От полноты чувств Ченцов стал даже говорить дяде "ты" вместо "вы".
- Никакого нет тут добра, никакого! - все несвязней и несвязней бормотал Марфин. - Денежные раны не смертельны... нисколько... никому!..
- Как не смертельны!.. Это ты такой бессребреник, а разве много таких людей!.. - говорил Ченцов.
- Много, много! - перебил его Марфин. - Деньги давать легче, чем брать их, - это я понимаю!..
- Ты-то, я знаю, что понимаешь!
Разговор затем на несколько минут приостановился; в Ченцове тоже происходила борьба: взять деньги ему казалось на этот раз подло, а не взять - значило лишить себя возможности существовать так, как он привык существовать. С ним, впрочем, постоянно встречалось в жизни нечто подобное. Всякий раз, делая что-нибудь, по его мнению, неладное, Ченцов чувствовал к себе отвращение и в то же время всегда выбирал это неладное.
- Эх, - вздохнул он, - делать, видно, нечего, надо брать; но только вот что, дядя!.. Вот тебе моя клятва, что я никогда не позволю себе шутить над тобою.
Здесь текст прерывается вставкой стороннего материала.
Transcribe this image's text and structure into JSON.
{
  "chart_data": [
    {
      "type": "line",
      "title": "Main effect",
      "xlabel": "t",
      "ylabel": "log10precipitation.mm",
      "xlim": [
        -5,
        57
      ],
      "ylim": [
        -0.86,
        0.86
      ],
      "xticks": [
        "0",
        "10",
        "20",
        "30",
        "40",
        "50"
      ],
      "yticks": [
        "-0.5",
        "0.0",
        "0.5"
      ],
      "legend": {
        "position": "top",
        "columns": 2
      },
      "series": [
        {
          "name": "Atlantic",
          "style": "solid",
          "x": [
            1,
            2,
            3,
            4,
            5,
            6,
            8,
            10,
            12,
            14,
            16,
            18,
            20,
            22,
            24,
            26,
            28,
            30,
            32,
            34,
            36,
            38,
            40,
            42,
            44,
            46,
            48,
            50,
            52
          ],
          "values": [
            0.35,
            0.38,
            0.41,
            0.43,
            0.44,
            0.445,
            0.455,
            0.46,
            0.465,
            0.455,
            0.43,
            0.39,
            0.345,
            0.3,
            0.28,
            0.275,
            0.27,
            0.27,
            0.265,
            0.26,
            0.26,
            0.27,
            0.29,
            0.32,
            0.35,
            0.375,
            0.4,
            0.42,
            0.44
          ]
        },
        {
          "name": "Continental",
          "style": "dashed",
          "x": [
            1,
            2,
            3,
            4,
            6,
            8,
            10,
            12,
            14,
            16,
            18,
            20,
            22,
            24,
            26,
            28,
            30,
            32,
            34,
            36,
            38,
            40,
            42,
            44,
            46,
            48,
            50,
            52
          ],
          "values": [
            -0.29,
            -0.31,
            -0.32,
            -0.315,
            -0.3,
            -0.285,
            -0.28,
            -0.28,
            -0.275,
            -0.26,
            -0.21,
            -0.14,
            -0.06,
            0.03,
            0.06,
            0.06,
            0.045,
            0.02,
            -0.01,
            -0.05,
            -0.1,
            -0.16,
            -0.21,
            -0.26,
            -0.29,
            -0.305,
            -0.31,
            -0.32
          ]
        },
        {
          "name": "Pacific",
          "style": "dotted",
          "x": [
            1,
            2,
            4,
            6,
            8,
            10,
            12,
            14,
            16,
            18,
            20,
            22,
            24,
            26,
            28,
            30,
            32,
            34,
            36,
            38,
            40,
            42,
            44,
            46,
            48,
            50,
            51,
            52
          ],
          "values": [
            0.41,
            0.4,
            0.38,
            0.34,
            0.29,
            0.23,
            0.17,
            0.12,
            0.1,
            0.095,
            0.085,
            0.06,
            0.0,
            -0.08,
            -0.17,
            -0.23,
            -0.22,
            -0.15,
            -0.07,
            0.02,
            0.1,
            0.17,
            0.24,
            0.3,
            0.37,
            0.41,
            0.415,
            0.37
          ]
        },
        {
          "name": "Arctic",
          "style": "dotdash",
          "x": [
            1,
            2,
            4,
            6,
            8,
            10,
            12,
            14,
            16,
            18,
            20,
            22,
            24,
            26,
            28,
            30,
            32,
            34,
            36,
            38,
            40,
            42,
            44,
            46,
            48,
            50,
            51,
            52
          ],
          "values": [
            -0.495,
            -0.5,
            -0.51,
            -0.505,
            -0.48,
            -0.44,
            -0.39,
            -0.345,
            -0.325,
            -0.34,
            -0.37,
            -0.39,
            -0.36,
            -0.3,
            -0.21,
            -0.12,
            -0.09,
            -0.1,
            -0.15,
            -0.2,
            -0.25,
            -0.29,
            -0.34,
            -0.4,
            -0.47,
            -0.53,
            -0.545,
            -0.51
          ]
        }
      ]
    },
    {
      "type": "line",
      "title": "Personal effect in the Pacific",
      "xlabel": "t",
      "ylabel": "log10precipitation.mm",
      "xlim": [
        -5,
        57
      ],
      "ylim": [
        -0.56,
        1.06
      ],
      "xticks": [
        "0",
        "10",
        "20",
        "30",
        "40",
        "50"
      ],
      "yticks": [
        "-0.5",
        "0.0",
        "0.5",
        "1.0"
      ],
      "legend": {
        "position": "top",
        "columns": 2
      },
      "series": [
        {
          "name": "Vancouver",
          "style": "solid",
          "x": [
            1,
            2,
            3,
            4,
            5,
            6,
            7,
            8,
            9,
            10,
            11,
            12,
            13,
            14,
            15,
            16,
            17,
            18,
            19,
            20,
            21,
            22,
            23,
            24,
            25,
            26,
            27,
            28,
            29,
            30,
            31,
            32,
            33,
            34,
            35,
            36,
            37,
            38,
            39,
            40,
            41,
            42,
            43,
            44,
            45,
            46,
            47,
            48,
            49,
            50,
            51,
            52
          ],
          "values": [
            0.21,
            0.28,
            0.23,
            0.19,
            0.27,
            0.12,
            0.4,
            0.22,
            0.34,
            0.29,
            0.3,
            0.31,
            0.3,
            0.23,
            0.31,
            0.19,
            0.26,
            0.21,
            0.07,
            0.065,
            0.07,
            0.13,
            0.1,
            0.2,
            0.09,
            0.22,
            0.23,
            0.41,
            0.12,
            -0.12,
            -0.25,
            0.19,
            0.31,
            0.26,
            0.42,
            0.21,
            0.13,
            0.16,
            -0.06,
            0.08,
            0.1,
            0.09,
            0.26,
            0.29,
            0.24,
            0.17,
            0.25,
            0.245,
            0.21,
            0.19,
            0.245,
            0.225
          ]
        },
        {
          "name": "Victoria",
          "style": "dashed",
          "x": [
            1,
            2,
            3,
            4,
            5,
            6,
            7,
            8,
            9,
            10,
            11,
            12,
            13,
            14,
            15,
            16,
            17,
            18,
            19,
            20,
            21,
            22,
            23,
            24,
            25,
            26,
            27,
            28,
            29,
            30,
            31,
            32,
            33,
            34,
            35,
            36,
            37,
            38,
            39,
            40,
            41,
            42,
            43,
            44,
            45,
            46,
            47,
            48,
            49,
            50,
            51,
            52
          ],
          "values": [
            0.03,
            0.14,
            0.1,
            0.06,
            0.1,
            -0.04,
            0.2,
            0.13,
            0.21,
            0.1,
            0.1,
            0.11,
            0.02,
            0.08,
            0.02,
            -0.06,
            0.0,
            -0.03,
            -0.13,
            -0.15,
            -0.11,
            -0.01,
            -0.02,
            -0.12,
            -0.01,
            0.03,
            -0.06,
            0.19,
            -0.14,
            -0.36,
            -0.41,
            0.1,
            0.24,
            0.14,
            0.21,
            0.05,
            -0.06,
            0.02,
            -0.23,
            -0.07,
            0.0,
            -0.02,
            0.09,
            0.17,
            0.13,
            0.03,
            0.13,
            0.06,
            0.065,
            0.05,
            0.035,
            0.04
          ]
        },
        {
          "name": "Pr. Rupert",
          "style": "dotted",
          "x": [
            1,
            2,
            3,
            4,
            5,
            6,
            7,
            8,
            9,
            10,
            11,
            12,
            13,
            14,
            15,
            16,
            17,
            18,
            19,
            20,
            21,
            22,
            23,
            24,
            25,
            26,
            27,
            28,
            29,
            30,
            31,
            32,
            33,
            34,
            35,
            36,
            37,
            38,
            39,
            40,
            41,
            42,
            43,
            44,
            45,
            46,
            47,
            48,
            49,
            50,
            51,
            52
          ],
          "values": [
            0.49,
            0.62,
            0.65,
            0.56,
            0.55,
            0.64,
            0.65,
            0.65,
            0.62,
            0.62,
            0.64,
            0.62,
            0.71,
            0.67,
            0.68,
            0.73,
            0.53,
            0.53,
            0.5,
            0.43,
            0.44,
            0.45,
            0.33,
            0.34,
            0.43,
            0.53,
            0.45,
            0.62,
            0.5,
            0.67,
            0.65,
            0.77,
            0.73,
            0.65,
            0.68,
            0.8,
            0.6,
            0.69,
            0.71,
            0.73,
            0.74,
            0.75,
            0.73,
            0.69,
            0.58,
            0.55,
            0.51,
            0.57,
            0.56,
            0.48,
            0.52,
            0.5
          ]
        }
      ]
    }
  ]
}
- И не позволяй, не позволяй! - сказал ему на это Марфин, погрозив пальцем.
- Не позволю, дядя, - успокоил его Ченцов, небрежно скомкав денежную пачку и суя ее в карман. - А если бы такое желание и явилось у меня, так я скрою его и задушу в себе, - присовокупил он.
- Ни-ни-ни! - возбранил ему Марфин. - Душевные недуги, как и физические, лечатся легче, когда они явны, и я прошу и требую от тебя быть со мною откровенным.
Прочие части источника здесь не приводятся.